Distribution of K+ and NA+ in lymphocytes suggest binding to nucleic acids and proteins

Abstract

The operation of the Mg2+ dependent Na+K+ ATPase “pump” located in the plasma membrane has generally been assumed to be responsible for maintaining a major portion of the cell’s asymmetric ion distribution by pumping cellular Na+ out and extracellular K+ in. This model assumes the “pump” is the primary determinant of K+ content, that the mM concentrations of Na+ and K+ exist in a free state and are therefore immediately available to the pump. If this is the case, analysis of ion content within the cytoplasm and nuclear compartments should show a Na+ content that is negatively correlated to the K+ content and multiple regression analysis of ion content should show Na+ concentration to be a major predictor of K+ content.
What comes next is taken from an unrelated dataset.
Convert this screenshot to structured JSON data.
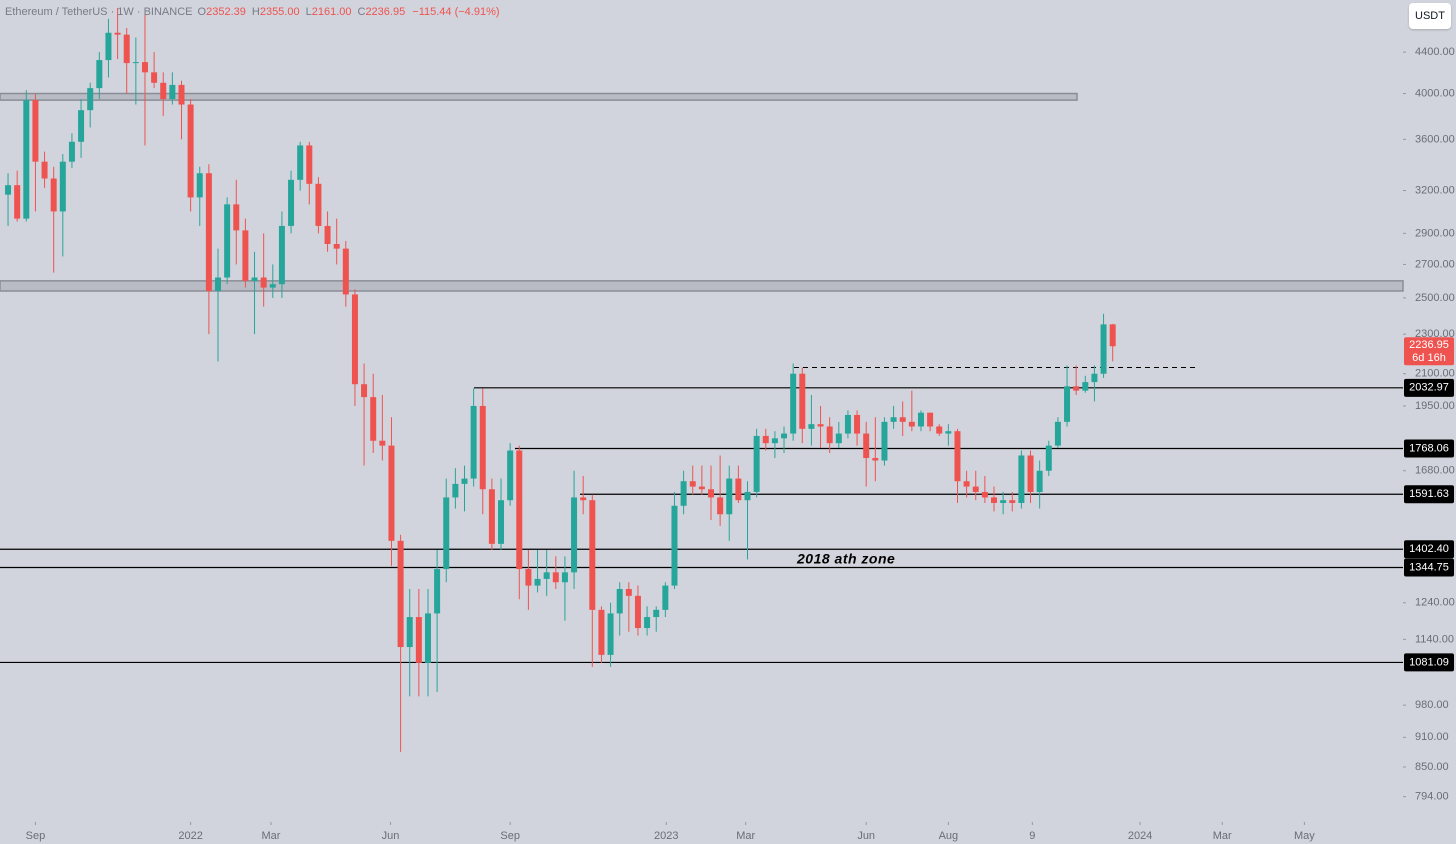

However, recent experiments are beginning to show that K+ is not necessarily in a free state in the cell but may instead be bound to protein and nucleic acids, von Zglinicki et al. (1986) found no significant concentration differences between the decondensed chromatin within the nuclei and the cytoplasm, but found K+ concentrations in condensed chromatin to be higher than was consistent for ions free in solution. Furthermore, Kellermayer et al. (1984) found that disruption of lymphocyte membrane integrity did not result in the immediate loss of K+ from the nuclei as expected if K+ ions were free in solution. The results suggest that K+ content is associated with an essentially immobile component such as proteins or nucleic acids. We were interested in determining what the state of the K+ ion was in the nucleolar and condensed chromatin compartments of the cell. We wished to specifically test if the K+ ion concentration were negatively correlated with Na+ ion concentration with Na+ being the major predictor for K+ content as the “pump” model would require, or if, P and S content would be the major predictors of K+ were K+ bound to proteins (the major source of total cellular sulfur) or to nucleic acids (the major source of cellular phosphorus).